Rebellions are nothing new, but they rarely have an impact as significant as they did this week and this is the first rebellion of its kind which has unfolded against the current government with a large majority.
In an age where the focus of the media is focussed so significantly on the work of the executive branch of government, this week has demonstrated that parliamentary sovereignty is still the cornerstone of British democracy and that every member elected to parliament absolutely has a say in the passage of legislation.
It is an indicator that influence matters at every level of government. Simply engaging with the executive branch alone is not enough.

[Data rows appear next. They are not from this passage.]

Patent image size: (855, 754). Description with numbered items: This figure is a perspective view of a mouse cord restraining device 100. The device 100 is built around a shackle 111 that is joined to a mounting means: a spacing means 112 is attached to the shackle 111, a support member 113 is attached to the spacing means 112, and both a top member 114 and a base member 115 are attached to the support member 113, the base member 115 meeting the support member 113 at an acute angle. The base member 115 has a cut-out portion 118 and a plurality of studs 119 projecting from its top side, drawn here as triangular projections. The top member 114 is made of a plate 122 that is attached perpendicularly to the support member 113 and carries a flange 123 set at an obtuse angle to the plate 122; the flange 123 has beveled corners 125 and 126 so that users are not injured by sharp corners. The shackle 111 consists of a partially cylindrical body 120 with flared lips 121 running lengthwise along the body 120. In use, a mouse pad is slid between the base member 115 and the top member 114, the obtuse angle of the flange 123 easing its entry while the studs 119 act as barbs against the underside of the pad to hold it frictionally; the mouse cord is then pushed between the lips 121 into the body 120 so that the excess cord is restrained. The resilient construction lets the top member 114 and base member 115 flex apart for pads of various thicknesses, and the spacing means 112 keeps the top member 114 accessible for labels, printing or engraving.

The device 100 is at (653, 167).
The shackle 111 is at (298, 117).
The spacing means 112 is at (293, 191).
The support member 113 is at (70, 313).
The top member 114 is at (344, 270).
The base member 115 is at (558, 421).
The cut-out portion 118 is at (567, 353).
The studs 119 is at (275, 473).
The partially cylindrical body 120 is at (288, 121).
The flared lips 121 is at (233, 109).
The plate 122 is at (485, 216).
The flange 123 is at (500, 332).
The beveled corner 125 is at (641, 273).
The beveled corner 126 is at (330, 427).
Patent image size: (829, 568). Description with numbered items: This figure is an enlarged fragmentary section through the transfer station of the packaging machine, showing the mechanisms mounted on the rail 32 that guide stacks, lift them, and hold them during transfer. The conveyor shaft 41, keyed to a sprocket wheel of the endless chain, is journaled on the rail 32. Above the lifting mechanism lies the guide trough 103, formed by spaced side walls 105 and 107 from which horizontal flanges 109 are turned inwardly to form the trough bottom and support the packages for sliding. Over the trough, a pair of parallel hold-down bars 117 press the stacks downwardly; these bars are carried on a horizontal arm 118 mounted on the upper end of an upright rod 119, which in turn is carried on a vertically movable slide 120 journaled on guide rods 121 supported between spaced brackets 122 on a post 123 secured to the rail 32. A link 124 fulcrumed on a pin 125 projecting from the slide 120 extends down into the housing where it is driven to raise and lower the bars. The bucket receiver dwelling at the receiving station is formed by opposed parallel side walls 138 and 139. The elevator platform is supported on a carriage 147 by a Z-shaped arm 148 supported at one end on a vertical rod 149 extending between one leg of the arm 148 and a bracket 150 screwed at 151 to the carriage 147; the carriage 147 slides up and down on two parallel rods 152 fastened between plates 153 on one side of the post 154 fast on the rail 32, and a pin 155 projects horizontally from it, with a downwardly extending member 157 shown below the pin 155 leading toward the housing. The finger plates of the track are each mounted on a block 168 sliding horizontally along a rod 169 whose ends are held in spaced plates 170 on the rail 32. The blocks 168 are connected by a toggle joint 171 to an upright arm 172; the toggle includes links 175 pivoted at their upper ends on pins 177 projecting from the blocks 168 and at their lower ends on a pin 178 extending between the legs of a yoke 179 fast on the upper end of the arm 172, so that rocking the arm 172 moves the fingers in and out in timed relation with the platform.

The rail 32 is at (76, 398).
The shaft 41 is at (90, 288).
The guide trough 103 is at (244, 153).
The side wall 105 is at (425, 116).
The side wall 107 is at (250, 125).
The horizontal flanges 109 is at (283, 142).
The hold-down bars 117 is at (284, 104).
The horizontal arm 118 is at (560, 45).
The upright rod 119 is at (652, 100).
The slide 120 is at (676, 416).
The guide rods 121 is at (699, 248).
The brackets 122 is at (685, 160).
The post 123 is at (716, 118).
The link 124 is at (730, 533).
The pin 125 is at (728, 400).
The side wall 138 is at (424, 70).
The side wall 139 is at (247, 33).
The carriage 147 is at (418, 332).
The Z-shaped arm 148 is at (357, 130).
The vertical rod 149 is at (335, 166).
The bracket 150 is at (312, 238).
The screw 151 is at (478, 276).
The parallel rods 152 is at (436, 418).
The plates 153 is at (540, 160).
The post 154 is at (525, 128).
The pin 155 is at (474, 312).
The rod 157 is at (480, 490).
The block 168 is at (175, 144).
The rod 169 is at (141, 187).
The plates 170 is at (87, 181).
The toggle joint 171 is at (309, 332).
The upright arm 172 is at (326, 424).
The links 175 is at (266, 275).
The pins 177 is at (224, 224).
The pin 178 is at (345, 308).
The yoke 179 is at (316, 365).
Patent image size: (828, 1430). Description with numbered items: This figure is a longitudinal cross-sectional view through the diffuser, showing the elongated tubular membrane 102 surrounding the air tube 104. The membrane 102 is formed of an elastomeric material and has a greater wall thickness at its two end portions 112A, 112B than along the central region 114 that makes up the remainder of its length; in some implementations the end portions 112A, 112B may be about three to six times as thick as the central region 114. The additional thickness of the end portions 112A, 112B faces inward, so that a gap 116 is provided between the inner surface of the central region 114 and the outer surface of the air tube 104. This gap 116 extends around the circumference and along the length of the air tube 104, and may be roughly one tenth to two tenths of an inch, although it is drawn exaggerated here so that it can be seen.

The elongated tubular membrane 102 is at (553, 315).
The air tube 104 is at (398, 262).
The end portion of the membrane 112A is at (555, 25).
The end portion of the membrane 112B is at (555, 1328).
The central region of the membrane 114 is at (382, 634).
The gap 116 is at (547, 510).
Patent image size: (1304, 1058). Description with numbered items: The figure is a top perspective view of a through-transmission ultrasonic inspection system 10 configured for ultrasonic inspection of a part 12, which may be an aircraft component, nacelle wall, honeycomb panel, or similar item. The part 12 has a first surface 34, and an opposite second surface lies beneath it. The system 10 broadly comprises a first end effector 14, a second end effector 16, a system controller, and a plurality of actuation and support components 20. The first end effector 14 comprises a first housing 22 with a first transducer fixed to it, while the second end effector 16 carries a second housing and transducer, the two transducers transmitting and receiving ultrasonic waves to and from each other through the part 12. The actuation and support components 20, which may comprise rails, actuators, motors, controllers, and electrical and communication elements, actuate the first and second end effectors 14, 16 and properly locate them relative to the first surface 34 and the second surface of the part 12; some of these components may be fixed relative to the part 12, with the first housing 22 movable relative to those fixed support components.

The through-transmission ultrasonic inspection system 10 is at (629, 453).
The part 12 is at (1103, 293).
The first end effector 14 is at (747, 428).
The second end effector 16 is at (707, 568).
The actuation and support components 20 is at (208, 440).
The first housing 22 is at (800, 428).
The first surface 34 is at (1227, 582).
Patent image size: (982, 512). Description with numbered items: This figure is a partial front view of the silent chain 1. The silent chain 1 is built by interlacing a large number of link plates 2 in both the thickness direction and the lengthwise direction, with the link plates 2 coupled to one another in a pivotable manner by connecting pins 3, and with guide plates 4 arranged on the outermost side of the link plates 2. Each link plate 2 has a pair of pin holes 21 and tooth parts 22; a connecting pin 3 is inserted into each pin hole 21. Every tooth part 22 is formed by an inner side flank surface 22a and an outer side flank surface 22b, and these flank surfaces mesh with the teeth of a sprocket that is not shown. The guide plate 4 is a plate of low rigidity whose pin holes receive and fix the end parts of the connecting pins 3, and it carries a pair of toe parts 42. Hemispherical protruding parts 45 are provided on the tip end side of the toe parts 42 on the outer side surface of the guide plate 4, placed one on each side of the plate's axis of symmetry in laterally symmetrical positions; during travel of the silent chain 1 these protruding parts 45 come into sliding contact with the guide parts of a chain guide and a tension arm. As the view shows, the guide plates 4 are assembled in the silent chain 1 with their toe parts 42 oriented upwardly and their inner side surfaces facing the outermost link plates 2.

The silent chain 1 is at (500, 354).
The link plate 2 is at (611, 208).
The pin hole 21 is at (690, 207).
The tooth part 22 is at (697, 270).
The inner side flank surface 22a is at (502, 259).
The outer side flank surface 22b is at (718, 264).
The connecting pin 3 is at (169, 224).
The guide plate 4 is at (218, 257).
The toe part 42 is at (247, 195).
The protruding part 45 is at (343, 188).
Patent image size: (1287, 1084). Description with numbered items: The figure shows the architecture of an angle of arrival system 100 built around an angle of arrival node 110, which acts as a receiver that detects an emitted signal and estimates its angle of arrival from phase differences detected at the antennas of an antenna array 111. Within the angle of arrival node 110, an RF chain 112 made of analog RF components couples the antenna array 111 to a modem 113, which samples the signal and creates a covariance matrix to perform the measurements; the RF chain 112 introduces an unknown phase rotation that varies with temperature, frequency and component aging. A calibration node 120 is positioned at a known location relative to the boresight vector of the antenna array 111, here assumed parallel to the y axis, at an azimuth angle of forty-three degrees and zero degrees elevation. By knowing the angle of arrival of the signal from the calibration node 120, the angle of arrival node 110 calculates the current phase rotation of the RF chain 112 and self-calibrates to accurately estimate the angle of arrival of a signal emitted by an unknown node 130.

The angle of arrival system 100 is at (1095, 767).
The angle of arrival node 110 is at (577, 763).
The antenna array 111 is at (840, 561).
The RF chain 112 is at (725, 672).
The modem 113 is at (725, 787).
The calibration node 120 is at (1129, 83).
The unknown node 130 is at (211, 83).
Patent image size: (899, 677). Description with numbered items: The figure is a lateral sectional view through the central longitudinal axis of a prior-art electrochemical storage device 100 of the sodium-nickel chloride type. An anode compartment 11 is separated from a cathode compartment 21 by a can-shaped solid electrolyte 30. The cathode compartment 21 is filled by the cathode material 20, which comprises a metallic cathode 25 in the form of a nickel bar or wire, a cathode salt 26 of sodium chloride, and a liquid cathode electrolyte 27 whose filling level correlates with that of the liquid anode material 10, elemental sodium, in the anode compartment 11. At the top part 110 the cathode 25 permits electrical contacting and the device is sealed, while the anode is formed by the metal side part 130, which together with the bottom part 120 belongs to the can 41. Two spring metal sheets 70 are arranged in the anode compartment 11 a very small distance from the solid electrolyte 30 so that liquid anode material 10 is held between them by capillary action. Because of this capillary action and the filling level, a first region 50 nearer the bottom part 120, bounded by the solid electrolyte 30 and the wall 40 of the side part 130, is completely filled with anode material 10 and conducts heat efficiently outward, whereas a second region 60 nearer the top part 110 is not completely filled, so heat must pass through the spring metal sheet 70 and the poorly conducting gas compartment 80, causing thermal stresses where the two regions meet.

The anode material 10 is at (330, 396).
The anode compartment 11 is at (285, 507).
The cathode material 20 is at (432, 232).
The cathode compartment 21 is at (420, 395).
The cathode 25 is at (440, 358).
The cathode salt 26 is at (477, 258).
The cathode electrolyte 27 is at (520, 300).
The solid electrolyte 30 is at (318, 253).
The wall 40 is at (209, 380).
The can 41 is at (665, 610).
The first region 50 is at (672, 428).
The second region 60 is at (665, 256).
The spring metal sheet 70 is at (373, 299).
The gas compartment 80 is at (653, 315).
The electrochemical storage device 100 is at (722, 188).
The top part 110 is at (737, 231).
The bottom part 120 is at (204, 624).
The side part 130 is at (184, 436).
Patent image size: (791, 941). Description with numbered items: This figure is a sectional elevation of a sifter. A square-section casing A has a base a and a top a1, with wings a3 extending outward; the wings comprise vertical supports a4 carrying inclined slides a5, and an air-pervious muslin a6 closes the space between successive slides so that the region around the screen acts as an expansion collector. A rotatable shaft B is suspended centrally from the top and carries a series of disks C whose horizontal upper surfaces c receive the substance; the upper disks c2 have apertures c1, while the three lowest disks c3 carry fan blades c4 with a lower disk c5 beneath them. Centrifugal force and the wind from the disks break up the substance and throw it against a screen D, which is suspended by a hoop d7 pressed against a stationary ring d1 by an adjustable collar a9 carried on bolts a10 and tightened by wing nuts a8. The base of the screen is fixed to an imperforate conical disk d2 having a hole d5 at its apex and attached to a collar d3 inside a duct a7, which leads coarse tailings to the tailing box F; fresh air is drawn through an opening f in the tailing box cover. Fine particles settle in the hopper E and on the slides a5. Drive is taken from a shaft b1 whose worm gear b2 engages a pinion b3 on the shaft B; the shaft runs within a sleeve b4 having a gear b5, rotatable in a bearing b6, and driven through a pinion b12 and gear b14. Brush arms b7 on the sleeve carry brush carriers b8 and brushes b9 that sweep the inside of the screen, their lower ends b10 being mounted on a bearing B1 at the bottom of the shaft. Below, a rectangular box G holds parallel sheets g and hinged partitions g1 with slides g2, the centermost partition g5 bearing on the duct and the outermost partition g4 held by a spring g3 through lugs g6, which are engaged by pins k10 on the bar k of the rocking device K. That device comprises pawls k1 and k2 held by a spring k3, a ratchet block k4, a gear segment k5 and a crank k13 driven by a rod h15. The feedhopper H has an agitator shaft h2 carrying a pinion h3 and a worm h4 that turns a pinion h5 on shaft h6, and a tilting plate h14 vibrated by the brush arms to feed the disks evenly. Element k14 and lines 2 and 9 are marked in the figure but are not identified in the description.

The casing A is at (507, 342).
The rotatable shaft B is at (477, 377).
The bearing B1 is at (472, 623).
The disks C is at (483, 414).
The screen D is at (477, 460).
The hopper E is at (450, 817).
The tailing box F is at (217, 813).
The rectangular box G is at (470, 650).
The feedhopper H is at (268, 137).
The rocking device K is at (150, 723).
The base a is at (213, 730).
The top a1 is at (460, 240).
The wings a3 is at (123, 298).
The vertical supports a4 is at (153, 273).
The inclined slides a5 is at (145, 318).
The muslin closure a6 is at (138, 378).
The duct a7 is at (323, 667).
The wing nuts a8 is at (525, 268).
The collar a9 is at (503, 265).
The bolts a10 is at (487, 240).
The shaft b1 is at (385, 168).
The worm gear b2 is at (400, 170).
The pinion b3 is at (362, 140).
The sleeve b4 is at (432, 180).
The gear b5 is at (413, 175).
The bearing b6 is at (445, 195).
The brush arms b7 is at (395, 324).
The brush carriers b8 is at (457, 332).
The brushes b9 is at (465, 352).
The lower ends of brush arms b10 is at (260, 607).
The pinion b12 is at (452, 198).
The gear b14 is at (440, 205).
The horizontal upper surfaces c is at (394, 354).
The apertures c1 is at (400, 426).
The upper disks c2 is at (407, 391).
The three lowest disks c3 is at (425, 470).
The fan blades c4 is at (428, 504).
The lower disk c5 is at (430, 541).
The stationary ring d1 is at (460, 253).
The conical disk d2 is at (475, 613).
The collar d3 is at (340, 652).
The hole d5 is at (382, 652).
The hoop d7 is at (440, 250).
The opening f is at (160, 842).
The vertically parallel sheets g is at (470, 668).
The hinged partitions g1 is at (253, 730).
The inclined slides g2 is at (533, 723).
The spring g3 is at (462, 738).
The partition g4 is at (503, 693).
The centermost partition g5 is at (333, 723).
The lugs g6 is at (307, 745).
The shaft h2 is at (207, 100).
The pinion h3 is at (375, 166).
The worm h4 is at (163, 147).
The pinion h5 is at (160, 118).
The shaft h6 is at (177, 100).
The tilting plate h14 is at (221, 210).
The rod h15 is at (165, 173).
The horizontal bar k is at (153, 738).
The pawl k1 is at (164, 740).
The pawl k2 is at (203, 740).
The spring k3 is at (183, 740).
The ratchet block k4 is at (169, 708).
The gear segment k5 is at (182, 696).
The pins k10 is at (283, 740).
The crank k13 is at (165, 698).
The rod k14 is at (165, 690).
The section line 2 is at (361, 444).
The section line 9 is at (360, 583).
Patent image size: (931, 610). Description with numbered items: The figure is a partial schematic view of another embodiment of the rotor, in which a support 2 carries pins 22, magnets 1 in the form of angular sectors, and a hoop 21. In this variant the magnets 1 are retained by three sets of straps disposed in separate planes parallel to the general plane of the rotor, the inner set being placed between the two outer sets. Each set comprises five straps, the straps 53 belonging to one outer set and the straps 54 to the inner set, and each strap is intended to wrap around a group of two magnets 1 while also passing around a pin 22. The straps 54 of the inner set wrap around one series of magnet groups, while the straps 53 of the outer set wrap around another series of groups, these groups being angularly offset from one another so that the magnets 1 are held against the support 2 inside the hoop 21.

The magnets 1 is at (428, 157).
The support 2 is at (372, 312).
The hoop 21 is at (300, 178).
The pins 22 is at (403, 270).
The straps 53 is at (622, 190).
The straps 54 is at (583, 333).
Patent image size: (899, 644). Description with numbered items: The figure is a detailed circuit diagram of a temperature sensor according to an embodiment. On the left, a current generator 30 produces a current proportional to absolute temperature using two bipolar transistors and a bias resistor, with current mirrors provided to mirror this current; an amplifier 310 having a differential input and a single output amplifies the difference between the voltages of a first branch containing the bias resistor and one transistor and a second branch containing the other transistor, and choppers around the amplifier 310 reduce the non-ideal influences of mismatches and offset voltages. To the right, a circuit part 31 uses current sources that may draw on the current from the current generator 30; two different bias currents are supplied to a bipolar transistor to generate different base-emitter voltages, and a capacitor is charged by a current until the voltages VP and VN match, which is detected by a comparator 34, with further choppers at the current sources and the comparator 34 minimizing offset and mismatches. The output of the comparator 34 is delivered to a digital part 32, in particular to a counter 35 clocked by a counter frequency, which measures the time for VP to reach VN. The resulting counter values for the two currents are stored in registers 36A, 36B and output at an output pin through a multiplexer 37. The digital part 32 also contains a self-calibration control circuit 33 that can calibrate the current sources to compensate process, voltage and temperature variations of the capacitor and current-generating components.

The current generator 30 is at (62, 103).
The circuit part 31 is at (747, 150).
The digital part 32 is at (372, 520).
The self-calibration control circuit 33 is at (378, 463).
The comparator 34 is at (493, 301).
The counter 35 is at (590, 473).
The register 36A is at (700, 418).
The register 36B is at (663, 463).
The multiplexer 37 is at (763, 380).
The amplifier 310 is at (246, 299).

It’s the engagement with the wider sphere of influence that makes real change.
It’s about lobbying constituency MPs, engaging with influential backbenchers from across the political spectrum and understanding the arithmetic of parliamentary voting – understanding how opposition votes supplement one-another to cause changes in parliamentary votes contrary to the will of the executive.
Since the vote, the government has remained relatively quiet on the legislation, attempting to swiftly shift the focus onto its NHS reforms after the Chancellor was observed crying in the commons over a ‘personal matter’.
It’s no surprise that a government with a majority of 172 would try and sweep this vote under the carpet publicly. But internally, the government will be wondering how it can prevent a similar predicament in the future.
Speculation continues to swirl as to whether the government will even attempt to pass another set of welfare reform this term. But one thing is certain, businesses should take the warning – engage with backbenchers or lack influence.